Фон Нейман постарался не просто найти чистейшие и самые базовые математические истины, но и представить их в форме абсолютных аксиом — тезисов, которые невозможно отрицать, опровергнуть или оспорить; такие утверждения никогда не померкнут, не исказятся и останутся, подобно божествам, неподвластны времени, неизменны, вечны. На этом прочном фундаменте ученые смогут строить свои теории, разворачивать многогранную красоту величин, структур, пространств и изменений, без страха повстречать какое-нибудь чудище, жуткую химеру, дитя противоречия и парадокса, которая, пробудившись, способна разорвать на части аккуратный упорядоченный космос. Грандиозная и, по крайней мере на мой взгляд, несколько глупая попытка фон Неймана представить математику в виде формальной системы аксиом, конечно, не что иное, как суть программы Гильберта, которую аспирант подхватил, как свою собственную.

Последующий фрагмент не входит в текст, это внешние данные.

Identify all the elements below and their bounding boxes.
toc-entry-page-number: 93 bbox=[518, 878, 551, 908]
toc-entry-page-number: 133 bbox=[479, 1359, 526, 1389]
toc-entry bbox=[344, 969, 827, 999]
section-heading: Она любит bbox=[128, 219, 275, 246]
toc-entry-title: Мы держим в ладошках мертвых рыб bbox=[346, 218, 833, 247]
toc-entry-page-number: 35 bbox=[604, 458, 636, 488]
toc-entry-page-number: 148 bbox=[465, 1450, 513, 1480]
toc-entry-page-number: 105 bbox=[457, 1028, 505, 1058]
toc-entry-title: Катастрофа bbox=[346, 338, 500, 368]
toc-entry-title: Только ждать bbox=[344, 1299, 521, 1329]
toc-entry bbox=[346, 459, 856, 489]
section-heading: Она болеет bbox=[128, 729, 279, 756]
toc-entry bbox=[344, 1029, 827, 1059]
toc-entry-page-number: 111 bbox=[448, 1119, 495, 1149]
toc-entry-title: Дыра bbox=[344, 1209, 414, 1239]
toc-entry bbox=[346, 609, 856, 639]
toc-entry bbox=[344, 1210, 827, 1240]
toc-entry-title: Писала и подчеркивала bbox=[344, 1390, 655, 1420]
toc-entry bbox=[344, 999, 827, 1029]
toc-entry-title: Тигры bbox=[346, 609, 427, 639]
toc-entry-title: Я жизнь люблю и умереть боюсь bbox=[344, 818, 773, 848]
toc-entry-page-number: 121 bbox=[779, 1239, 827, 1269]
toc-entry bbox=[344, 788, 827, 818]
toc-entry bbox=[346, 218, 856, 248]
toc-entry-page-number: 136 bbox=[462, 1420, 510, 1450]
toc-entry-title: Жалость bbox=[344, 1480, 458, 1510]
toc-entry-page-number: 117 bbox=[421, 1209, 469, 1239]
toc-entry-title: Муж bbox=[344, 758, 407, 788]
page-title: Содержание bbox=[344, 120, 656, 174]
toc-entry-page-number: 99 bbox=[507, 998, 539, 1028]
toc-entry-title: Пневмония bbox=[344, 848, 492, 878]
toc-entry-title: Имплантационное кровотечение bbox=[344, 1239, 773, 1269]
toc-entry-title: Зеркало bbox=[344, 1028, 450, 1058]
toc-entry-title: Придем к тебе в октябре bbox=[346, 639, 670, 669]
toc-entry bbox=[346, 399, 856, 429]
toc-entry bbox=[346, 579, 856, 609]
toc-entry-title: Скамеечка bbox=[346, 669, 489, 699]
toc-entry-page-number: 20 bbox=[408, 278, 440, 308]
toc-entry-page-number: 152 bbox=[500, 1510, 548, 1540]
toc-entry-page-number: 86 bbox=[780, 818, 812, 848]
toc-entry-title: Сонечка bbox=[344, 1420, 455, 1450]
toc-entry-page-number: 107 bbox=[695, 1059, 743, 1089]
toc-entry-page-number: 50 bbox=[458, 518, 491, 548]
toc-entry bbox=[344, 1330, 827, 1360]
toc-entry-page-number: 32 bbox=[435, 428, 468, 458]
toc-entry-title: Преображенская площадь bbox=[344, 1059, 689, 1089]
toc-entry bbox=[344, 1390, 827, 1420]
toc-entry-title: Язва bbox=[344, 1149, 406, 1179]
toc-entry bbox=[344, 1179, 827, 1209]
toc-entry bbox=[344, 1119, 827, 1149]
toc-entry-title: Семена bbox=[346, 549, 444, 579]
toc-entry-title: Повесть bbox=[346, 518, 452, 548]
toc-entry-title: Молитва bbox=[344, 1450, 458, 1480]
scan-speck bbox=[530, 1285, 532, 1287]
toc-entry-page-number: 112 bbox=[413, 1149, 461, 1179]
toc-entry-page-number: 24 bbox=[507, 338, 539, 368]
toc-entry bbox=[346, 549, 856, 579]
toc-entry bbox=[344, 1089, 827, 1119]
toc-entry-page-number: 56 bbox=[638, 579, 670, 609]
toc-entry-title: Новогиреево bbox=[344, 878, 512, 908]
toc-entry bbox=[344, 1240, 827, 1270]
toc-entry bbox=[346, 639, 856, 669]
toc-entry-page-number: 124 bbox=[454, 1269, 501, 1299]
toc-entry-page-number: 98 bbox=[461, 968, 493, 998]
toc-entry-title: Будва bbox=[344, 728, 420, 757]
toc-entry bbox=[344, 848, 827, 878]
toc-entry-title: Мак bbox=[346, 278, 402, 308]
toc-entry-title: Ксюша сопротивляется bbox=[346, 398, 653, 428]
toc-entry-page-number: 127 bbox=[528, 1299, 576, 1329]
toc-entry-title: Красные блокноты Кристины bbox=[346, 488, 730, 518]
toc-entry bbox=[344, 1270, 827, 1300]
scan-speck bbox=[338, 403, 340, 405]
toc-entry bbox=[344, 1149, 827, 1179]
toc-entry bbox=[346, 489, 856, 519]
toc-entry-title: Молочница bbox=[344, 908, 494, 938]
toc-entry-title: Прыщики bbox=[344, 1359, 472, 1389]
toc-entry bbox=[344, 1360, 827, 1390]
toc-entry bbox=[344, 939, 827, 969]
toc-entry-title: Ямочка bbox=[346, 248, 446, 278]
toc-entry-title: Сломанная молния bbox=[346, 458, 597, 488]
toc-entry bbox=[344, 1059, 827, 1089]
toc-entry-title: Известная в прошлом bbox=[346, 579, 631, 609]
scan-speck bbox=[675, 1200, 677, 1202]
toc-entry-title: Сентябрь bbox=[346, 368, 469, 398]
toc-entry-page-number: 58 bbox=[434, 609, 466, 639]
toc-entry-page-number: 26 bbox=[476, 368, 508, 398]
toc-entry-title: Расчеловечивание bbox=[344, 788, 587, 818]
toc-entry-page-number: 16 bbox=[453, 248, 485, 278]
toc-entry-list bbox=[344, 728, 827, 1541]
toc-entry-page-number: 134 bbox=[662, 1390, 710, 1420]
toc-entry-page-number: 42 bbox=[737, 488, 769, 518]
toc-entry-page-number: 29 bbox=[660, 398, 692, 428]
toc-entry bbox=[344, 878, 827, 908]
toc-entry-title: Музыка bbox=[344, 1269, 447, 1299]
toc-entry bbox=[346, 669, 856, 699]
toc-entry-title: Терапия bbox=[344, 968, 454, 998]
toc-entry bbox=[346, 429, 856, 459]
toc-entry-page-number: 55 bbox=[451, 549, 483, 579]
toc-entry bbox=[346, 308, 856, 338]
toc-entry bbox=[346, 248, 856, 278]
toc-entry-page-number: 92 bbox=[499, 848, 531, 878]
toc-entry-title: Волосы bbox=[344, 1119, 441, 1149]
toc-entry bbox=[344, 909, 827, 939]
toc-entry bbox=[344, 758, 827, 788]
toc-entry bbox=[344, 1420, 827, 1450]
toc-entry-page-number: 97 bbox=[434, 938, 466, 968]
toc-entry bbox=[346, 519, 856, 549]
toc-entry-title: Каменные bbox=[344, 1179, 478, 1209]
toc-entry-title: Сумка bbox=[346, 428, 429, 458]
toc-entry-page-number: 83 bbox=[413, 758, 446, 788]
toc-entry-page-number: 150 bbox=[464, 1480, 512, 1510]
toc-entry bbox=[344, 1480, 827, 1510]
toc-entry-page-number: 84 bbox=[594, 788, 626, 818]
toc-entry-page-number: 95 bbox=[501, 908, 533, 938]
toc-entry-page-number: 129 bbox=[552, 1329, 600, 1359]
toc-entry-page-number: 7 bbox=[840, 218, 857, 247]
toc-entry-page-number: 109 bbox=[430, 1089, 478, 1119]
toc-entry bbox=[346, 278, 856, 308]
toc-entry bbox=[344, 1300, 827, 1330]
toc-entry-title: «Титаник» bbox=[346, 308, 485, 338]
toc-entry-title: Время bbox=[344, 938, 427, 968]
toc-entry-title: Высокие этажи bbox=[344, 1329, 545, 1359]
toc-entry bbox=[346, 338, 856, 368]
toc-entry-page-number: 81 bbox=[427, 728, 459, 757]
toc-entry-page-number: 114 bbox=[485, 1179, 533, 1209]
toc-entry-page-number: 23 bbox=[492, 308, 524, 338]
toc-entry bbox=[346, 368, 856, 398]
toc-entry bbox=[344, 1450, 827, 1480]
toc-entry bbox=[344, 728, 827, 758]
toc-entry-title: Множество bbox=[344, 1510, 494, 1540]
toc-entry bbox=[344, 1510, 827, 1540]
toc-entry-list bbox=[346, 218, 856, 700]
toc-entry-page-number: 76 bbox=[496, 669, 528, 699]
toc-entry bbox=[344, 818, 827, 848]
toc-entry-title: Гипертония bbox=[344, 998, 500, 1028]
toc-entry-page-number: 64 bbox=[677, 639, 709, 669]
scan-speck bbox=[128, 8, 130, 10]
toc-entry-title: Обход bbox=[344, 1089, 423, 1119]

Категоричная и полная крайностей программа Гильберта стала приметой своего времени — отчаянной попыткой обрести стабильность в мире, который яростно вырывался из-под контроля. Она обрела форму в период наибольших перемен. Куда ни глянь — всюду фашизм, квантовая механика расшатывает наши убеждения о поведении материи внутри атомов, а теории Эйнштейна полностью переворачивают наши представления о времени и пространстве. Однако Гильберт, фон Нейман и остальные, им подобные, искали кое-что гораздо более фундаментальное, потому что тогда, как и сейчас, непрерывно растущая часть знания и технологии основывалась на точности и неприкосновенности царицы наук. На что еще нам было опереться? Сколько людей, столько и богов в пантеоне, а так называемые гуманитарные науки ничем не лучше философии — бездумные игры, в которые играют бессмысленными словами. Другое дело — математика. Она всегда была подобна факелу, истинному свету разума, ослепительному и неоспоримому. Но с наступлением XX века начались изменения. Многие математики испугались того, что царский трон вот-вот закачается, а корона, некогда крепко сидевшая на голове, опасно сдвинется набок. С каждым новым открытием становилось очевидно, что нет никакого единого основания, которое устроило бы всех математиков. Навязчивое подозрение о том, что, быть может, их царство целиком держится на честном слове, вошло в историю как «кризис оснований математики», и впервые со времен Древней Греции математики усомнились в своей дисциплине настолько сильно. Этот кризис был странным явлением, в котором поучаствовали наиболее неординарные мыслители и блестящие умы планеты, но, оглядываясь теперь, он представляется мне всего лишь очередным походом Короля Артура — разум преодолел все мыслимые пределы, но оказалось, что кубок у него в руках пустой.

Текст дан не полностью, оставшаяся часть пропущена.